Shukri: There were some women who wanted to have a permanent relationship with me but those relationships all ended – either because of their betrayal or because of their families' rejection. Once, I was engaged to be married to a teacher with whom I hadn't had any physical relationship. I asked her to marry me, but her father refused after he investigated me, claiming that I was poor. There was another woman I thought of marrying but she abandoned me. Fifteen years later I saw her in a train station in Rabat , where she was in very bad shape. She said to me, “Do you see what I've become? Were I to have married you back then, I would not have ended up in this situation.” I said to her, “If we had been married, we both would've been in this situation.” I gave her 20 dirham and left. There are others who had betrayed me and returned after 20 years, wanting to live with me. Finally, there was Virginie, whom I met 11 years ago. She was an 18 year old Belgian student who wanted to marry me. I refused to exploit a beautiful young woman, and I sent her home.

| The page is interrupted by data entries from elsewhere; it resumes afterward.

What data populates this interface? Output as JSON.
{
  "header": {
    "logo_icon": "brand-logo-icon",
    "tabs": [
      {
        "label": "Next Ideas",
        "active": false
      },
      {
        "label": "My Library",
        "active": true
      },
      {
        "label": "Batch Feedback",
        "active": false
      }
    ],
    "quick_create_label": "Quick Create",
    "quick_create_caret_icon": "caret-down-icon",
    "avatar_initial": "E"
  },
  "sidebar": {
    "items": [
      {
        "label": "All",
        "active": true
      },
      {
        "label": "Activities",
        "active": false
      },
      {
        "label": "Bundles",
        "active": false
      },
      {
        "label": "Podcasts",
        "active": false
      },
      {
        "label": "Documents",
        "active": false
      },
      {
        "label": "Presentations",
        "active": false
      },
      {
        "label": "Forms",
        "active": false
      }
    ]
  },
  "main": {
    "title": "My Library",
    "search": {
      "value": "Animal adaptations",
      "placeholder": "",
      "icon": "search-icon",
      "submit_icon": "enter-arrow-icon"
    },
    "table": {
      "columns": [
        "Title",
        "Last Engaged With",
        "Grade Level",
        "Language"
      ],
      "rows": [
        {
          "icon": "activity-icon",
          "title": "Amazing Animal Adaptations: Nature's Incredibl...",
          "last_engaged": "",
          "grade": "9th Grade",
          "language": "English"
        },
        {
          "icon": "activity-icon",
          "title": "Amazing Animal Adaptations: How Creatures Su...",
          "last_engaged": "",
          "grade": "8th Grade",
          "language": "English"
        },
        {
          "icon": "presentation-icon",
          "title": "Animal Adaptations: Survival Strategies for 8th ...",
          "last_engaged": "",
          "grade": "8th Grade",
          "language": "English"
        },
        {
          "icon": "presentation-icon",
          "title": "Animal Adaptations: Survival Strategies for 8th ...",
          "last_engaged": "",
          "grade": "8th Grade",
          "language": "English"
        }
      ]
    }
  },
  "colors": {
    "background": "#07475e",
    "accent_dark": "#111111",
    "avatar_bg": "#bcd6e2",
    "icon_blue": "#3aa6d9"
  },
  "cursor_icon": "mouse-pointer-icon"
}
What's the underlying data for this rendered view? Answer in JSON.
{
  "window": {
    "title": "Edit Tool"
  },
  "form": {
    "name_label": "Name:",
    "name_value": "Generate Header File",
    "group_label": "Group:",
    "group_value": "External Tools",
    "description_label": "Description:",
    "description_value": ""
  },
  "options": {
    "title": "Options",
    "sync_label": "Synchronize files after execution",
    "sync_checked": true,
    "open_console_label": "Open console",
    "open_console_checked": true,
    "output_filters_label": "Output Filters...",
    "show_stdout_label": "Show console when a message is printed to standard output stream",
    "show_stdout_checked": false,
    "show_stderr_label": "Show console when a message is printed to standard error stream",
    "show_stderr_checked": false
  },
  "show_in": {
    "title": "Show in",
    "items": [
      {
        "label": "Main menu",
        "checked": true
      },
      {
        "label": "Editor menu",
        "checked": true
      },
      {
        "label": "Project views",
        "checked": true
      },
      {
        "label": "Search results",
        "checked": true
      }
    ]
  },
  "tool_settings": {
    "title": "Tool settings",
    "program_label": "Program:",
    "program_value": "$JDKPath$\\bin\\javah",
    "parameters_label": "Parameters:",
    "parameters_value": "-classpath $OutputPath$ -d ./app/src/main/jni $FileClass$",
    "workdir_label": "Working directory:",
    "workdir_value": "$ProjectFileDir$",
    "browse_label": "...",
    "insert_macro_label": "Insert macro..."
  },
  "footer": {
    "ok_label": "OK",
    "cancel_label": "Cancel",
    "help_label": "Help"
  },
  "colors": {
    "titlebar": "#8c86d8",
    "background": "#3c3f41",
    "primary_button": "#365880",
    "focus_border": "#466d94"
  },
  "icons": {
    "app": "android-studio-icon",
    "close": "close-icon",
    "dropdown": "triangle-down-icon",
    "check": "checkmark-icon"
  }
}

Adnan: And now, Si Mohammed, can you repeat with Pablo Neruda, “I witness that I have lived my life. I have lived like a revolutionary fighter, who has opened his life on more than one front and to more than one unknown?”
Shukri: I am not a revolutionary and have never been a revolutionary, neither as a man nor as a writer. I am a rebellious person who doesn't know stability. There is a huge difference between the two. The revolutionary, when he accomplishes his goals, would have reached the cold summit. As for the rebel, he lives his revolution continuously, without stop. I still live my revolution today.
The Arabic version of this article appeared in the Beirut based Zawaya magazine. The English version appears exclusively in Al Jadid, Vol. 9, No. 44.